19.12.2012 von Joachim Hackmann
Wipro-CEO TK Kurien richtet den Service-Provider nach und nach auf das Geschäft mit der Frontend-IT aus, weil dort, an der Schnittstelle zum Kunden, heute Innovationen entstehen. Die Backend-IT werde zunehmend automatisiert betrieben, betont er im CW-Interview.

CW: Nahezu alle indischen Provider haben sich in den vergangenen Jahren sehr stürmisch entwickelt. Warum interessieren Sie sich für den doch recht beschaulich wachsenden deutschen IT-Markt, in dem die bestehenden Kunden-Lieferanten-Beziehungen zumeist sehr stabil sind?

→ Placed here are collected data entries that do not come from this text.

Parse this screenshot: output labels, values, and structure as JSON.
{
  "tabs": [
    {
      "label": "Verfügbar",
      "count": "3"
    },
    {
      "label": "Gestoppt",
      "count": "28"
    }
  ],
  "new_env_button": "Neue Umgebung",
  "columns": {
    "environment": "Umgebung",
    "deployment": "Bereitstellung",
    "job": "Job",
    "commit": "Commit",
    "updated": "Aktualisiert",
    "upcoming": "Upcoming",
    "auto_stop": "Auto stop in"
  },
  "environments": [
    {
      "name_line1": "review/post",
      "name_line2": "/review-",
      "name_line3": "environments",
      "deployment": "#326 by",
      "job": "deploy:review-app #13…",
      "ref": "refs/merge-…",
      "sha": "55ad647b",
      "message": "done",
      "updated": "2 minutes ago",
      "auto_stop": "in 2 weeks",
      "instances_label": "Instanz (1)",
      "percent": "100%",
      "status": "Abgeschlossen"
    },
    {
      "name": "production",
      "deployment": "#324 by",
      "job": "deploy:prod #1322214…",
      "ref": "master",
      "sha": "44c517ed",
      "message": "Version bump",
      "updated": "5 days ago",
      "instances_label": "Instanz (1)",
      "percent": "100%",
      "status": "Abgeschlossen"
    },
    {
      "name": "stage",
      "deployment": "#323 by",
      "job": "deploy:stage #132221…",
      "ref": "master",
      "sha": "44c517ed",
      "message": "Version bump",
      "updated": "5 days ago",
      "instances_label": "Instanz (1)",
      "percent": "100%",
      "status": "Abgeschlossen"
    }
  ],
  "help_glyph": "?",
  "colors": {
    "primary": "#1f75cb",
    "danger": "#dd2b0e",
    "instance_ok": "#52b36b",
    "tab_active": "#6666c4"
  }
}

Wipro-CEO TK Kurien: "Das Outsourcing-Geschäft wird sich ändern, es muss fließender und flexibler werden."

Kurien: Deutschland ist ein großer Markt, den man nicht unterschätzen sollte. Natürlich sind die Partnerstrukturen gefestigt, meine Erwartung ist aber ganz simpel: Alle großen Konzerne haben in den vergangenen Jahren umfangreiche Aufträge vergeben. Doch das strukturierte Auslagerungsgeschäft der Zukunft wird sehr schwer zu verwalten sein, weil sich die Anforderungen verändern und nicht mehr wie in der Vergangenheit auf das Kostensenken konzentrieren. Das Geschäft muss fließend und flexibel betrieben werden. Wir sind eine globale Company und haben schon früh gelernt, uns schnell auf Kundenwünschen einzustellen, auch was die Vertragsgestaltung betrifft.

Unser zweites wichtiges Argument sind unsere Lieferprozesse. Als indischer Provider hat man große Erfahrung mit dem effizienten und zuverlässigen Betrieb von Lieferprozessen gesammelt.

In dem Maße, wie sich der Bedarf der CIOs verändert, wie mehr und mehr Geschäftsanforderungen in den IT-Betrieb einfließen, wie fachlich orientierte Mitarbeiter beim IT-Bezug mitentscheiden, wird Bewegung in die existierenden Partnerbeziehungen kommen. Es ist nur eine Frage der Zeit, bis sich Räume für neue Anbieter auftun.

Deutsches Center of Excellence für die Fertigungsbranche

CW: Über welchen Zeitraum reden wir?

Kurien: Wir wollen den Markt langfristig besetzen. Dabei geht es nicht um zwei Quartale oder ein Jahr, sondern über Zyklen von zehn oder 15 Jahren. Langfristigkeit ist ein wichtiger Erfolgsfaktor.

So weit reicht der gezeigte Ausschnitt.